O isolamento social criou um novo público de consumidores on-line. É o que diz um levantamento feito pela rede de hipermercados Extra, que apurou que a quantidade de consumidores acima de 60 anos quintuplicou no e-commerce desde o início da pandemia da Covid-19. Esse é o caso do aposentado Osvaldo Pereira, de 80 anos. Com a recomendação de não sair de casa, Osvaldo começou a comprar produtos essenciais, como alimentos e itens de higiene, pela internet.

“Eu já usado um pouquinho antes e agora estamos muito mais, porque não pode sair. Vamos ampliando as compras pela internet, é muito mais prático, eles te entregam na porta de casa. É muito bom, até papel higiênico eu comprei pela internet”, afirma.

Segundo o monitoramento da Câmara Brasileira de Comércio Eletrônico em parceria com o Movimento Compre & Confie, desde que a quarentena foi decretada no Brasil, os índices de compras virtuais vem crescendo. Em maio, o faturamento com as vendas on-line subiu 130% na comparação com o mesmo mês do ano passado.

O diretor-executivo do Compre & Confie, André Dias, explica que o comportamento de fazer compras pela internet veio para ficar. Fora os itens de primeira necessidade, a IDC Brasil identificou que o brasileiro tem comprado, via internet, aparelhos que geram conforto para o período em que estão dentro de casa, seja para trabalhar ou para lazer.

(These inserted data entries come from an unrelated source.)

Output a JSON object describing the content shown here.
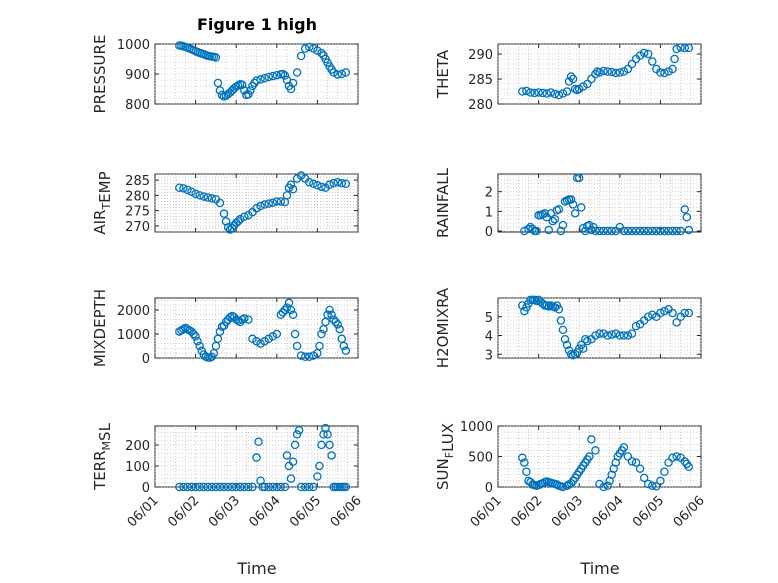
{
  "figure": {
    "title": "Figure 1 high",
    "xlabel": "Time"
  },
  "colors": {
    "marker": "#0072bd",
    "axis": "#262626",
    "grid": "#b0b0b0"
  },
  "chart_data": [
    {
      "type": "scatter",
      "id": "pressure",
      "title": "Figure 1 high",
      "ylabel_parts": [
        {
          "t": "PRESSURE"
        }
      ],
      "ylim": [
        800,
        1000
      ],
      "yticks": [
        800,
        900,
        1000
      ],
      "ytick_labels": [
        "800",
        "900",
        "1000"
      ],
      "xlim": [
        "06/01",
        "06/06"
      ],
      "xticks": [
        "06/01",
        "06/02",
        "06/03",
        "06/04",
        "06/05",
        "06/06"
      ],
      "xtick_labels_visible": false,
      "grid": true,
      "marker": "circle",
      "x": [
        1.6,
        1.65,
        1.7,
        1.75,
        1.8,
        1.85,
        1.9,
        1.95,
        2.0,
        2.05,
        2.1,
        2.15,
        2.2,
        2.25,
        2.3,
        2.35,
        2.4,
        2.45,
        2.5,
        2.55,
        2.6,
        2.65,
        2.7,
        2.75,
        2.8,
        2.85,
        2.9,
        2.95,
        3.0,
        3.05,
        3.1,
        3.15,
        3.2,
        3.25,
        3.3,
        3.35,
        3.4,
        3.45,
        3.5,
        3.6,
        3.7,
        3.8,
        3.9,
        4.0,
        4.1,
        4.15,
        4.2,
        4.25,
        4.3,
        4.35,
        4.4,
        4.5,
        4.6,
        4.7,
        4.8,
        4.9,
        5.0,
        5.1,
        5.15,
        5.2,
        5.25,
        5.3,
        5.35,
        5.4,
        5.5,
        5.6,
        5.7
      ],
      "y": [
        995,
        994,
        992,
        990,
        988,
        985,
        982,
        979,
        976,
        973,
        970,
        968,
        966,
        963,
        961,
        959,
        958,
        957,
        955,
        870,
        845,
        830,
        825,
        828,
        833,
        838,
        845,
        852,
        858,
        862,
        866,
        864,
        845,
        830,
        832,
        845,
        860,
        870,
        878,
        882,
        886,
        890,
        893,
        896,
        899,
        900,
        895,
        880,
        860,
        850,
        870,
        905,
        960,
        985,
        990,
        985,
        978,
        970,
        962,
        950,
        938,
        925,
        915,
        905,
        898,
        900,
        905
      ]
    },
    {
      "type": "scatter",
      "id": "theta",
      "ylabel_parts": [
        {
          "t": "THETA"
        }
      ],
      "ylim": [
        280,
        292
      ],
      "yticks": [
        280,
        285,
        290
      ],
      "ytick_labels": [
        "280",
        "285",
        "290"
      ],
      "xlim": [
        "06/01",
        "06/06"
      ],
      "xticks": [
        "06/01",
        "06/02",
        "06/03",
        "06/04",
        "06/05",
        "06/06"
      ],
      "xtick_labels_visible": false,
      "grid": true,
      "marker": "circle",
      "x": [
        1.6,
        1.7,
        1.8,
        1.9,
        2.0,
        2.1,
        2.2,
        2.3,
        2.4,
        2.5,
        2.6,
        2.7,
        2.75,
        2.8,
        2.85,
        2.9,
        2.95,
        3.0,
        3.1,
        3.2,
        3.3,
        3.4,
        3.45,
        3.5,
        3.6,
        3.7,
        3.8,
        3.9,
        4.0,
        4.1,
        4.2,
        4.3,
        4.4,
        4.5,
        4.6,
        4.7,
        4.8,
        4.9,
        5.0,
        5.1,
        5.2,
        5.3,
        5.35,
        5.4,
        5.5,
        5.6,
        5.7
      ],
      "y": [
        282.5,
        282.6,
        282.3,
        282.2,
        282.3,
        282.2,
        282.1,
        282.3,
        282.0,
        281.8,
        282.1,
        282.5,
        284.5,
        285.5,
        285.0,
        283.0,
        282.8,
        283.0,
        283.5,
        284.0,
        285.0,
        286.0,
        286.5,
        286.3,
        286.6,
        286.5,
        286.4,
        286.2,
        286.3,
        286.5,
        287.0,
        288.0,
        289.0,
        289.7,
        290.2,
        290.0,
        288.5,
        287.0,
        286.3,
        286.2,
        286.5,
        287.0,
        289.0,
        291.0,
        291.3,
        291.2,
        291.2
      ]
    },
    {
      "type": "scatter",
      "id": "air_temp",
      "ylabel_parts": [
        {
          "t": "AIR"
        },
        {
          "t": "T",
          "sub": true
        },
        {
          "t": "EMP"
        }
      ],
      "ylim": [
        268,
        287
      ],
      "yticks": [
        270,
        275,
        280,
        285
      ],
      "ytick_labels": [
        "270",
        "275",
        "280",
        "285"
      ],
      "xlim": [
        "06/01",
        "06/06"
      ],
      "xticks": [
        "06/01",
        "06/02",
        "06/03",
        "06/04",
        "06/05",
        "06/06"
      ],
      "xtick_labels_visible": false,
      "grid": true,
      "marker": "circle",
      "x": [
        1.6,
        1.7,
        1.8,
        1.9,
        2.0,
        2.1,
        2.2,
        2.3,
        2.4,
        2.5,
        2.6,
        2.7,
        2.75,
        2.8,
        2.85,
        2.9,
        2.95,
        3.0,
        3.05,
        3.1,
        3.2,
        3.3,
        3.4,
        3.5,
        3.6,
        3.7,
        3.8,
        3.9,
        4.0,
        4.1,
        4.2,
        4.25,
        4.3,
        4.35,
        4.4,
        4.5,
        4.6,
        4.7,
        4.8,
        4.9,
        5.0,
        5.1,
        5.2,
        5.3,
        5.4,
        5.5,
        5.6,
        5.7
      ],
      "y": [
        282.5,
        282.3,
        281.8,
        281.2,
        280.5,
        280.0,
        279.6,
        279.3,
        279.0,
        278.7,
        277.5,
        274.0,
        271.5,
        269.5,
        268.8,
        269.3,
        270.2,
        271.0,
        271.5,
        272.2,
        273.0,
        273.5,
        274.5,
        275.8,
        276.5,
        277.0,
        277.3,
        277.6,
        278.0,
        278.0,
        277.8,
        280.0,
        282.5,
        283.5,
        282.0,
        285.5,
        286.5,
        285.5,
        284.3,
        283.8,
        283.3,
        282.8,
        282.5,
        283.5,
        284.0,
        284.3,
        284.0,
        283.8
      ]
    },
    {
      "type": "scatter",
      "id": "rainfall",
      "ylabel_parts": [
        {
          "t": "RAINFALL"
        }
      ],
      "ylim": [
        -0.05,
        2.9
      ],
      "yticks": [
        0,
        1,
        2
      ],
      "ytick_labels": [
        "0",
        "1",
        "2"
      ],
      "xlim": [
        "06/01",
        "06/06"
      ],
      "xticks": [
        "06/01",
        "06/02",
        "06/03",
        "06/04",
        "06/05",
        "06/06"
      ],
      "xtick_labels_visible": false,
      "grid": true,
      "marker": "circle",
      "x": [
        1.65,
        1.75,
        1.8,
        1.85,
        1.9,
        1.95,
        2.0,
        2.05,
        2.1,
        2.15,
        2.2,
        2.25,
        2.3,
        2.35,
        2.4,
        2.45,
        2.5,
        2.55,
        2.6,
        2.65,
        2.7,
        2.75,
        2.8,
        2.85,
        2.9,
        2.95,
        3.0,
        3.05,
        3.1,
        3.15,
        3.2,
        3.25,
        3.3,
        3.35,
        3.4,
        3.5,
        3.6,
        3.7,
        3.8,
        3.9,
        4.0,
        4.1,
        4.2,
        4.3,
        4.4,
        4.5,
        4.6,
        4.7,
        4.8,
        4.9,
        5.0,
        5.1,
        5.2,
        5.3,
        5.4,
        5.5,
        5.6,
        5.65,
        5.7
      ],
      "y": [
        0,
        0.1,
        0.2,
        0.1,
        0,
        0,
        0.8,
        0.8,
        0.85,
        0.9,
        0.7,
        0.05,
        0.9,
        0.5,
        0.6,
        1.05,
        1.1,
        0,
        0.3,
        1.5,
        1.55,
        1.6,
        1.6,
        1.35,
        0.9,
        2.7,
        2.7,
        1.2,
        0.15,
        0,
        0.25,
        0.3,
        0.05,
        0.2,
        0,
        0,
        0,
        0,
        0,
        0,
        0.2,
        0,
        0,
        0,
        0,
        0,
        0,
        0,
        0,
        0,
        0,
        0,
        0,
        0,
        0,
        0,
        1.1,
        0.7,
        0.05
      ]
    },
    {
      "type": "scatter",
      "id": "mixdepth",
      "ylabel_parts": [
        {
          "t": "MIXDEPTH"
        }
      ],
      "ylim": [
        0,
        2500
      ],
      "yticks": [
        0,
        1000,
        2000
      ],
      "ytick_labels": [
        "0",
        "1000",
        "2000"
      ],
      "xlim": [
        "06/01",
        "06/06"
      ],
      "xticks": [
        "06/01",
        "06/02",
        "06/03",
        "06/04",
        "06/05",
        "06/06"
      ],
      "xtick_labels_visible": false,
      "grid": true,
      "marker": "circle",
      "x": [
        1.6,
        1.65,
        1.7,
        1.75,
        1.8,
        1.85,
        1.9,
        1.95,
        2.0,
        2.05,
        2.1,
        2.15,
        2.2,
        2.25,
        2.3,
        2.35,
        2.4,
        2.45,
        2.5,
        2.55,
        2.6,
        2.65,
        2.7,
        2.75,
        2.8,
        2.85,
        2.9,
        2.95,
        3.0,
        3.05,
        3.1,
        3.15,
        3.2,
        3.3,
        3.4,
        3.5,
        3.6,
        3.7,
        3.8,
        3.9,
        4.0,
        4.1,
        4.15,
        4.2,
        4.25,
        4.3,
        4.35,
        4.4,
        4.45,
        4.5,
        4.6,
        4.7,
        4.8,
        4.9,
        5.0,
        5.05,
        5.1,
        5.15,
        5.2,
        5.25,
        5.3,
        5.35,
        5.4,
        5.45,
        5.5,
        5.55,
        5.6,
        5.65,
        5.7
      ],
      "y": [
        1100,
        1150,
        1200,
        1250,
        1200,
        1150,
        1100,
        1000,
        900,
        700,
        500,
        300,
        150,
        50,
        20,
        10,
        50,
        200,
        500,
        800,
        1100,
        1300,
        1350,
        1500,
        1600,
        1700,
        1750,
        1700,
        1600,
        1550,
        1500,
        1600,
        1650,
        1600,
        800,
        700,
        600,
        700,
        800,
        900,
        1000,
        1800,
        1900,
        2000,
        2100,
        2300,
        2000,
        1800,
        1000,
        500,
        100,
        50,
        50,
        100,
        200,
        500,
        1000,
        1200,
        1500,
        1800,
        2000,
        1800,
        1600,
        1500,
        1400,
        1200,
        800,
        500,
        300
      ]
    },
    {
      "type": "scatter",
      "id": "h2omixra",
      "ylabel_parts": [
        {
          "t": "H2OMIXRA"
        }
      ],
      "ylim": [
        2.8,
        6.0
      ],
      "yticks": [
        3,
        4,
        5
      ],
      "ytick_labels": [
        "3",
        "4",
        "5"
      ],
      "xlim": [
        "06/01",
        "06/06"
      ],
      "xticks": [
        "06/01",
        "06/02",
        "06/03",
        "06/04",
        "06/05",
        "06/06"
      ],
      "xtick_labels_visible": false,
      "grid": true,
      "marker": "circle",
      "x": [
        1.6,
        1.65,
        1.7,
        1.75,
        1.8,
        1.85,
        1.9,
        1.95,
        2.0,
        2.05,
        2.1,
        2.15,
        2.2,
        2.25,
        2.3,
        2.35,
        2.4,
        2.45,
        2.5,
        2.55,
        2.6,
        2.65,
        2.7,
        2.75,
        2.8,
        2.85,
        2.9,
        2.95,
        3.0,
        3.05,
        3.1,
        3.15,
        3.2,
        3.3,
        3.4,
        3.5,
        3.6,
        3.7,
        3.8,
        3.9,
        4.0,
        4.1,
        4.2,
        4.3,
        4.4,
        4.5,
        4.6,
        4.7,
        4.8,
        4.9,
        5.0,
        5.1,
        5.2,
        5.3,
        5.4,
        5.5,
        5.6,
        5.7
      ],
      "y": [
        5.6,
        5.3,
        5.5,
        5.7,
        5.9,
        5.9,
        5.9,
        5.85,
        5.9,
        5.8,
        5.7,
        5.6,
        5.6,
        5.55,
        5.6,
        5.55,
        5.5,
        5.6,
        5.4,
        4.8,
        4.3,
        3.8,
        3.5,
        3.2,
        3.0,
        2.95,
        3.0,
        3.1,
        3.3,
        3.5,
        3.3,
        3.8,
        3.7,
        3.8,
        4.0,
        4.1,
        4.1,
        4.0,
        4.05,
        4.1,
        4.0,
        4.0,
        4.0,
        4.1,
        4.5,
        4.6,
        4.8,
        5.0,
        5.1,
        5.0,
        5.2,
        5.3,
        5.4,
        5.2,
        4.7,
        5.0,
        5.2,
        5.2
      ]
    },
    {
      "type": "scatter",
      "id": "terr_msl",
      "ylabel_parts": [
        {
          "t": "TERR"
        },
        {
          "t": "M",
          "sub": true
        },
        {
          "t": "SL"
        }
      ],
      "ylim": [
        0,
        290
      ],
      "yticks": [
        0,
        100,
        200
      ],
      "ytick_labels": [
        "0",
        "100",
        "200"
      ],
      "xlim": [
        "06/01",
        "06/06"
      ],
      "xticks": [
        "06/01",
        "06/02",
        "06/03",
        "06/04",
        "06/05",
        "06/06"
      ],
      "xtick_labels": [
        "06/01",
        "06/02",
        "06/03",
        "06/04",
        "06/05",
        "06/06"
      ],
      "xtick_labels_visible": true,
      "grid": true,
      "marker": "circle",
      "x": [
        1.6,
        1.7,
        1.8,
        1.9,
        2.0,
        2.1,
        2.2,
        2.3,
        2.4,
        2.5,
        2.6,
        2.7,
        2.8,
        2.9,
        3.0,
        3.1,
        3.2,
        3.3,
        3.4,
        3.5,
        3.55,
        3.6,
        3.65,
        3.7,
        3.8,
        3.9,
        4.0,
        4.1,
        4.2,
        4.25,
        4.3,
        4.35,
        4.4,
        4.45,
        4.5,
        4.55,
        4.6,
        4.7,
        4.8,
        4.9,
        5.0,
        5.05,
        5.1,
        5.15,
        5.2,
        5.25,
        5.3,
        5.35,
        5.4,
        5.45,
        5.5,
        5.55,
        5.6,
        5.65,
        5.7
      ],
      "y": [
        0,
        0,
        0,
        0,
        0,
        0,
        0,
        0,
        0,
        0,
        0,
        0,
        0,
        0,
        0,
        0,
        0,
        0,
        0,
        140,
        215,
        30,
        0,
        0,
        0,
        0,
        0,
        0,
        0,
        150,
        100,
        40,
        120,
        200,
        250,
        270,
        0,
        0,
        0,
        0,
        50,
        100,
        200,
        250,
        280,
        250,
        200,
        150,
        0,
        0,
        0,
        0,
        0,
        0,
        0
      ]
    },
    {
      "type": "scatter",
      "id": "sun_flux",
      "ylabel_parts": [
        {
          "t": "SUN"
        },
        {
          "t": "F",
          "sub": true
        },
        {
          "t": "LUX"
        }
      ],
      "ylim": [
        0,
        1000
      ],
      "yticks": [
        0,
        500,
        1000
      ],
      "ytick_labels": [
        "0",
        "500",
        "1000"
      ],
      "xlim": [
        "06/01",
        "06/06"
      ],
      "xticks": [
        "06/01",
        "06/02",
        "06/03",
        "06/04",
        "06/05",
        "06/06"
      ],
      "xtick_labels": [
        "06/01",
        "06/02",
        "06/03",
        "06/04",
        "06/05",
        "06/06"
      ],
      "xtick_labels_visible": true,
      "grid": true,
      "marker": "circle",
      "x": [
        1.6,
        1.65,
        1.7,
        1.75,
        1.8,
        1.85,
        1.9,
        1.95,
        2.0,
        2.05,
        2.1,
        2.15,
        2.2,
        2.25,
        2.3,
        2.35,
        2.4,
        2.45,
        2.5,
        2.55,
        2.6,
        2.7,
        2.75,
        2.8,
        2.85,
        2.9,
        2.95,
        3.0,
        3.05,
        3.1,
        3.15,
        3.2,
        3.25,
        3.3,
        3.4,
        3.5,
        3.6,
        3.7,
        3.75,
        3.8,
        3.85,
        3.9,
        3.95,
        4.0,
        4.05,
        4.1,
        4.2,
        4.3,
        4.4,
        4.5,
        4.6,
        4.7,
        4.8,
        4.9,
        5.0,
        5.1,
        5.2,
        5.3,
        5.4,
        5.5,
        5.6,
        5.65,
        5.7
      ],
      "y": [
        480,
        400,
        250,
        100,
        80,
        40,
        30,
        20,
        30,
        50,
        60,
        80,
        90,
        80,
        70,
        60,
        50,
        40,
        20,
        10,
        0,
        20,
        40,
        60,
        100,
        150,
        200,
        250,
        300,
        350,
        400,
        450,
        500,
        780,
        600,
        50,
        0,
        20,
        100,
        200,
        300,
        400,
        500,
        550,
        600,
        650,
        500,
        420,
        400,
        300,
        150,
        50,
        20,
        10,
        100,
        250,
        400,
        480,
        500,
        480,
        420,
        380,
        330
      ]
    }
  ]
}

Assim, notebooks e smart TVs estão no topo dos itens de tecnologia mais adquiridos durante a pandemia.O gerente de pesquisa e consultoria da IDC Brasil, Reinaldo Sakis, destaca que, com o aumento de vendas online, a tendência é que as pessoas optem por outros serviços virtuais, como os bancários. Reinaldo afirma que 52% dos entrevistados pela IDC Brasil disseram que pretendem continuar fazendo compras on-line mesmo após o fim da pandemia.